第9章 Naive Bayes(文档分类)

sklearn.naive_bayes

此包里包含几种典型的概率分布算法,GaussianNB,MultinomialNB,BernoulliNB,在自然语言领域有广泛的应用。

load_files

import matplotlib.pyplot as plt
import numpy as np
from time import time
from sklearn.datasets import load_files

print("loading train dataset ...")
t = time()
news_train = load_files(r'C:\Users\Qiuyi\Desktop\scikit-learn code\code\datasets\mlcomp\379\train')
print("summary: {0} documents in {1} categories.".format(
    len(news_train.data), len(news_train.target_names)))
print("done in {0} seconds".format(time() - t))

loading train dataset …
summary: 13180 documents in 20 categories.
done in 3.9394569396972656 seconds

TF-IDF

怎样把文档表达为计算机可以理解并处理的信息,是自然语言处理中的一个重要课题,完整的内容可以写成鸿篇巨著。
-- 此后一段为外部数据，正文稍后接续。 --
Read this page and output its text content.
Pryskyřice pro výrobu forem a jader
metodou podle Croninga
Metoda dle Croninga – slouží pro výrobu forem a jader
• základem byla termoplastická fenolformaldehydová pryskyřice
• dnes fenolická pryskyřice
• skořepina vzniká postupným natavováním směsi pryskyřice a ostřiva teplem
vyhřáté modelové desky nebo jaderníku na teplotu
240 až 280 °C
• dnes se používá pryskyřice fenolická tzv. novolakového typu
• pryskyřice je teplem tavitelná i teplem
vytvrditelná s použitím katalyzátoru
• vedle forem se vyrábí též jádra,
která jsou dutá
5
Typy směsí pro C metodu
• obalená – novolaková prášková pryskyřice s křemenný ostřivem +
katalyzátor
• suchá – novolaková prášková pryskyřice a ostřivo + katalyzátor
TF-IDF是一种统计方法,用以评估一个词语对于一份文档的重要程度。TF与IDF的乘积即这个词在文档中的重要程度。

TF表示词频(Term Frequency),即特定词语出现的次数除以文档的词语总数。

IDF表示一个词的逆向文档频率指数(Inverse Document Frequency),可以由总文档数目除以包含该词语的文档的数目,再将得到的商取对数得到,它表示的是词语的权重指数。

词语的重要性随它在文档中出现的次数呈正比例增加,但同时随它在语料库(即数据集corpus)中出现的频率呈反比例下降。

从语料库中提取所有出现的词语,称之为词典,词典里有多少词,每个文档都可转化为多少维的向量。

sklearn.feature_extraction.text.TfidfVectorizer
Convert a collection of raw documents to a matrix of TF-IDF features.

from sklearn.feature_extraction.text import TfidfVectorizer

print("vectorizing train dataset ...")
t = time()
vectorizer = TfidfVectorizer(encoding='latin-1')
X_train = vectorizer.fit_transform((d for d in news_train.data))
print("n_samples: %d, n_features: %d" % X_train.shape)
print("number of non-zero features in sample [{0}]: {1}".format(
    news_train.filenames[0], X_train[0].getnnz()))
print("done in {0} seconds".format(time() - t))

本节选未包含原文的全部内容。